L'Assemblée nationale valide les ordonnances

Sur le strict plan de l’arithmétique parlementaire, c’est un raz-de-marée pour Emmanuel Macron et son gouvernement. Par 463 voix contre 74 et 40 abstentions, l’Assemblée nationale a très largement ratifié hier les ordonnances réformant le Code du travail. Sur le plan du véritable rapport de forces politique et social dans le pays, c’est une autre affaire. C’est ce qu’a rappelé l’opposition de gauche, seule à voter contre le texte (PS, PCF, FI), à une majorité formant un bloc idéologique compact qui a réuni toutes les nuances de la droite autour des députés LREM (la plupart des « Républicains », leurs anciens collègues « Constructifs », l’UDI et le Modem).
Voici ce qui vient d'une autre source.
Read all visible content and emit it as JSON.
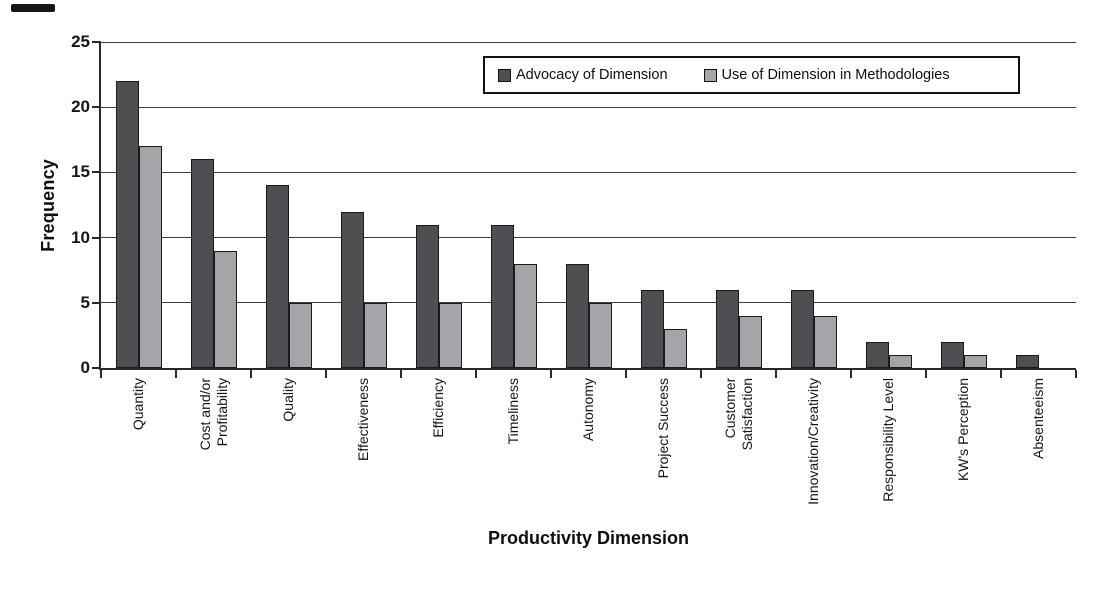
{
  "chart_data": {
    "type": "bar",
    "title": "",
    "xlabel": "Productivity Dimension",
    "ylabel": "Frequency",
    "ylim": [
      0,
      25
    ],
    "yticks": [
      0,
      5,
      10,
      15,
      20,
      25
    ],
    "grid": "horizontal gridlines at each y tick",
    "legend_position": "top-right inside plot, horizontal, boxed",
    "categories": [
      "Quantity",
      "Cost and/or\nProfitability",
      "Quality",
      "Effectiveness",
      "Efficiency",
      "Timeliness",
      "Autonomy",
      "Project Success",
      "Customer\nSatisfaction",
      "Innovation/Creativity",
      "Responsibility Level",
      "KW's Perception",
      "Absenteeism"
    ],
    "series": [
      {
        "name": "Advocacy of Dimension",
        "color": "#4e4e53",
        "values": [
          22,
          16,
          14,
          12,
          11,
          11,
          8,
          6,
          6,
          6,
          2,
          2,
          1
        ]
      },
      {
        "name": "Use of Dimension in Methodologies",
        "color": "#a4a4a9",
        "values": [
          17,
          9,
          5,
          5,
          5,
          8,
          5,
          3,
          4,
          4,
          1,
          1,
          0
        ]
      }
    ]
  },
  "colors": {
    "bar_border": "#1a1a1a",
    "gridline": "#3d3d3d",
    "axis": "#2a2a2a",
    "text": "#111111",
    "legend_border": "#111111",
    "background": "#ffffff"
  }
}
Les communistes et la France insoumise ont insisté sur un vote qui ne signe pas la fin de l’histoire sociale. « Prenez ça comme une promesse, ce qu’une loi a fait, une autre peut le défaire », a lancé le député PCF Sébastien Jumel, inscrivant l’« opposition résolue » de son groupe « dans cette temporalité-là », tandis que son collègue de la FI Loïc Prud’homme annonçait une position semblable « en attendant de pouvoir abroger ces lois ». « Il n’y a pas de fatalité à ce que le XXIe siècle vote des lois dont le XXe siècle n’a pas voulu », a de son côté déclaré Boris Vallaud (PS), égrenant les « rendezvous manqués » du gouvernement avec le progrès social. Sur le fond, le texte adopté hier a été à peine retouché par l’adoption d’une trentaine d’amendements en séance, dont deux émanant du PS et un du PCF. Les socialistes ont fait rétablir le droit d’alerte des élus du personnel dans les entreprises de 11 à 49 salariés en cas d’atteinte aux droits des personnes. Quant aux communistes, avec leurs collègues du groupe de la Gauche démocrate et républicaine (GDR), ils ont fait adopter, pour les salariés licenciés à la fin d’un contrat de chantier, le droit à une « priorité de réembauche en CDI de droit commun » sur les postes disponibles dans l’entreprise. Le Sénat doit encore se prononcer en janvier pour que la ratification des ordonnances soit définitive.